File "<string>", line 1, in <module>
File "t:\hgwork\lino\lino\modlib\vocbook\base.py", line 614, in as_odt
xhtml = odtfile.xhtml_to_odt(xhtml)
File "l:\snapshots\xhtml2odt-1.3\xhtml2odt.py", line 291, in xhtml_to_odt
odt = transform(xhtml, **params)
File "xslt.pxi", line 568, in lxml.etree.XSLT.__call__ (src/lxml/lxml.etree.c:120289)
<class 'lxml.etree.XSLTApplyError'>: xsl:comment : '--' or ending '-' not allowed in comment

It comes when there is an unknown tag in my source (and when verbose is True).

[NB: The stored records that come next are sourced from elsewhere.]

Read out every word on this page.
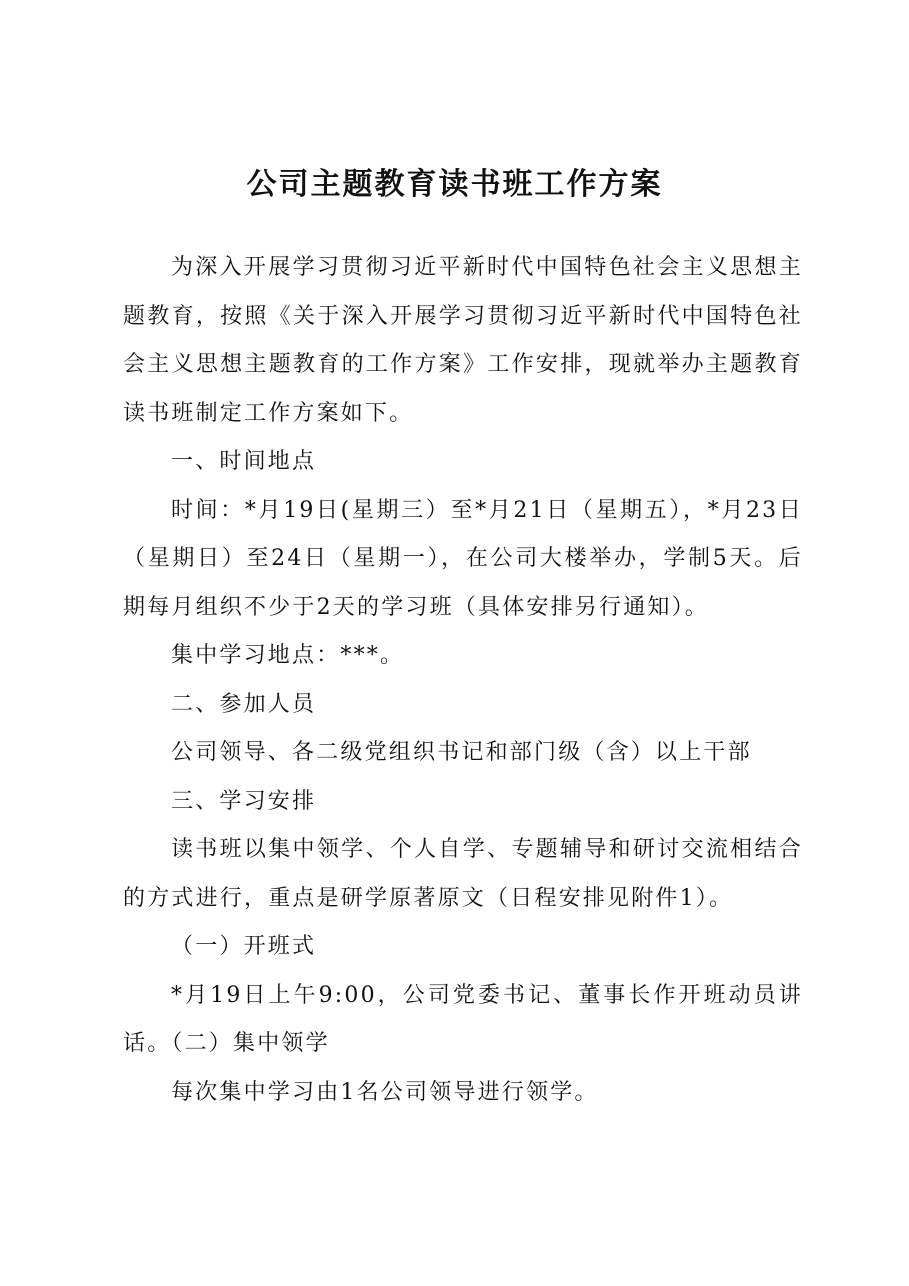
公司主题教育读书班工作方案

为深入开展学习贯彻习近平新时代中国特色社会主义思想主题教育，按照《关于深入开展学习贯彻习近平新时代中国特色社会主义思想主题教育的工作方案》工作安排，现就举办主题教育读书班制定工作方案如下。

一、时间地点

时间：*月19日(星期三）至*月21日（星期五），*月23日（星期日）至24日（星期一），在公司大楼举办，学制5天。后期每月组织不少于2天的学习班（具体安排另行通知）。

集中学习地点：***。

二、参加人员

公司领导、各二级党组织书记和部门级（含）以上干部

三、学习安排

读书班以集中领学、个人自学、专题辅导和研讨交流相结合的方式进行，重点是研学原著原文（日程安排见附件1）。

（一）开班式

*月19日上午9:00，公司党委书记、董事长作开班动员讲话。（二）集中领学

每次集中学习由1名公司领导进行领学。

It is caused by the following rule in xhtml2odt.xsl:

<!-- Leave alone unknown tags -->
<xsl:template match="*">
    <xsl:if test="$debug">
        <xsl:comment>Unknown tag : <xsl:value-of select="name(.)"/><xsl:value-of select="."/></xsl:comment>
    </xsl:if>
    <xsl:copy>
        <xsl:copy-of select="@*"/>
        <xsl:apply-templates/>
    </xsl:copy>
</xsl:template>

When the case happens, I temporarily replace the <xsl:comment> by <text:p> so I can at least see the reason. Couldn’t decide whether or not this is a bug in xhtml2odt…

Anyway I stopped this direction again (USE_XHTML2ODT = False in the source code) because I discovered a workaround for the urgent appy.pod problem, and because I understood that my idea might not be trivial to finish. appy.pod seems more suited for my use case, also concerning management of styles.

Still I have a feeling that Aurélien’s approach of using XSLT is more “healthy” than Gaëtan’s self-written parser. Is it possible to combine both?